# Alfred J Parker Ltd, Armoury Works, Birmingham, Jan 2013



## TranKmasT (Apr 15, 2013)

A couple of years ago this place reeked with epicness. Unfortuanely all the good shit has gone, but after narrowly putting my tripod legs through a rotten floor I found ther odd nibblet of interest knocking still around. As always with these sites, wish I'd got here sooner.





> Parker Hale Ltd. was a United Kingdom firearms, air rifle and firearms accessory manufacturer, located in the Gun Quarter of the city of Birmingham, England. It was originally founded by A. G. Parker and Arthur Hale. Parker-Hale Limited began manufacturing high quality precision shooting accessories in the heart of the gun-making quarter in the year 1880. The founder, A.G. Parker, was a well-known rifleman of the 1st Battalion Royal Warwickshire Regiment and recognised the need for the supply of shooting aids to his fellow shooters.





*
http://en.wikipedia.org/wiki/Parker_Hale*




















. 

















. 

















. 
































































​






*Apologies for the lack of processing, split toning and normal saturation levels *​


----------



## mookster (Apr 15, 2013)

One place I wish I'd seen before it got stripped out....you made it look good even in this state though!


----------



## UrbanX (Apr 15, 2013)

So trashed, yet so much left!
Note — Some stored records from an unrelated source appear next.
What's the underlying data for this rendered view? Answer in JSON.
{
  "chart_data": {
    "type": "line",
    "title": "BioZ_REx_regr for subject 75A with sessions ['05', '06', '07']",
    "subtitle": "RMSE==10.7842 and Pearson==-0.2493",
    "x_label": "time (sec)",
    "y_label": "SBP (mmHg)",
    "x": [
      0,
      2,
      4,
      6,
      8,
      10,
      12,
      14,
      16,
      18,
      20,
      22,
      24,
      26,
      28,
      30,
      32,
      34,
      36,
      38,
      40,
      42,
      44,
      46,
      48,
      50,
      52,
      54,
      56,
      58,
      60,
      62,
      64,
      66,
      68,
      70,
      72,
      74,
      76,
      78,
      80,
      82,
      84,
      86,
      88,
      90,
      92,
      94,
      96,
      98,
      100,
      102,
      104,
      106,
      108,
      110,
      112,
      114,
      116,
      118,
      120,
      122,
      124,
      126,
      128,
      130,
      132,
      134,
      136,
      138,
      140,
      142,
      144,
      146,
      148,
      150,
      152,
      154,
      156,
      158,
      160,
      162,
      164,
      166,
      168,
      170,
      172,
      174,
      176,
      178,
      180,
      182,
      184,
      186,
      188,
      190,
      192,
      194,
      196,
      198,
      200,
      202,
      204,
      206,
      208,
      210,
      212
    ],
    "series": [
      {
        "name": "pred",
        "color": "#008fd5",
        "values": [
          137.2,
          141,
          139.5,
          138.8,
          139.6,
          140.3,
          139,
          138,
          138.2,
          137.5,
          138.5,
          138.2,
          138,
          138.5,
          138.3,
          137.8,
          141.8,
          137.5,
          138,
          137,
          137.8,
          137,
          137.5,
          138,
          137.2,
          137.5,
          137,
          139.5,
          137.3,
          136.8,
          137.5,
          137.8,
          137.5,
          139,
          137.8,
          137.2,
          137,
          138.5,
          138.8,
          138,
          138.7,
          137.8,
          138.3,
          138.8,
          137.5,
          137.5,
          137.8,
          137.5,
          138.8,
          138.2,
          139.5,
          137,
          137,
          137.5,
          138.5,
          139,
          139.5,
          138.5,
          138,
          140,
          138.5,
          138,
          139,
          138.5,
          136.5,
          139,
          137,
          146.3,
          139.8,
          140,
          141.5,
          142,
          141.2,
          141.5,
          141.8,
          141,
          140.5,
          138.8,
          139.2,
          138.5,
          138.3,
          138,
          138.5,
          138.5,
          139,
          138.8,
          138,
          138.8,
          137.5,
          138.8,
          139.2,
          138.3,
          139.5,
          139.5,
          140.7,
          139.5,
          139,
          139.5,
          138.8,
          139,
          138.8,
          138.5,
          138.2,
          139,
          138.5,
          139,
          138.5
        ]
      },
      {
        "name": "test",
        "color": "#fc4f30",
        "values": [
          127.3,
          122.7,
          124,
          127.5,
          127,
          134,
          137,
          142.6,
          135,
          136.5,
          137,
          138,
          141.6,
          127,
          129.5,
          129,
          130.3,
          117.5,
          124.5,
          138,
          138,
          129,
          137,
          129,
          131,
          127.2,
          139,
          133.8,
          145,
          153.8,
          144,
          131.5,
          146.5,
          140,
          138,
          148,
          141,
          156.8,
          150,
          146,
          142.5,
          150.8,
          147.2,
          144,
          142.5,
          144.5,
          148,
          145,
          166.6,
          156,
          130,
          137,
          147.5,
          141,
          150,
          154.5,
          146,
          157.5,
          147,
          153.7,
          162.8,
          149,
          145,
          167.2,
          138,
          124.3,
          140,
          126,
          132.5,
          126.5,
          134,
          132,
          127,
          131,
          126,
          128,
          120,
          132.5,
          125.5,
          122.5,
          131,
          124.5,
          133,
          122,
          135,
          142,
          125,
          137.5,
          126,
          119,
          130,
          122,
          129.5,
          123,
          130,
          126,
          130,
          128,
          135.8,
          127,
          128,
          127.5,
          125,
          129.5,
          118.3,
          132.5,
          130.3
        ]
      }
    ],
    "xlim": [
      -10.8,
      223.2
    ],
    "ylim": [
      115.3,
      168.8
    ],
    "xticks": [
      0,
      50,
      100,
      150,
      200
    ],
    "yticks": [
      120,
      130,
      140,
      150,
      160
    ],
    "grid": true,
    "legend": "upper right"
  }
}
Great photos as usual sir!


----------



## perjury saint (Apr 15, 2013)

*Pretty trashed but still REALLY nice!! Ace pix as always... Straight on the list!! *


----------



## HughieD (Apr 16, 2013)

Pretty trashed but your attention to detail and excellent photography make the place look interesting still....


----------



## TeeJF (Apr 16, 2013)

Flannelette!!! Ha ha! We used to stick a great wad of that stuff into our pockets cos it was great for a "final wipe" in the field when your rat pack issued bog roll ran low.

Nice explore though it's a messy site and no mistake.

Another casualty of the government's ban anything to do with shooting policy so that only the criminals will be able to get guns.

Oops.... politiccing... shuttup me!


----------



## flyboys90 (Apr 16, 2013)

Very,very interesting


----------



## gingrove (Apr 16, 2013)

Sad end to a once fine British company 
TeeJF- you are totaly right!


----------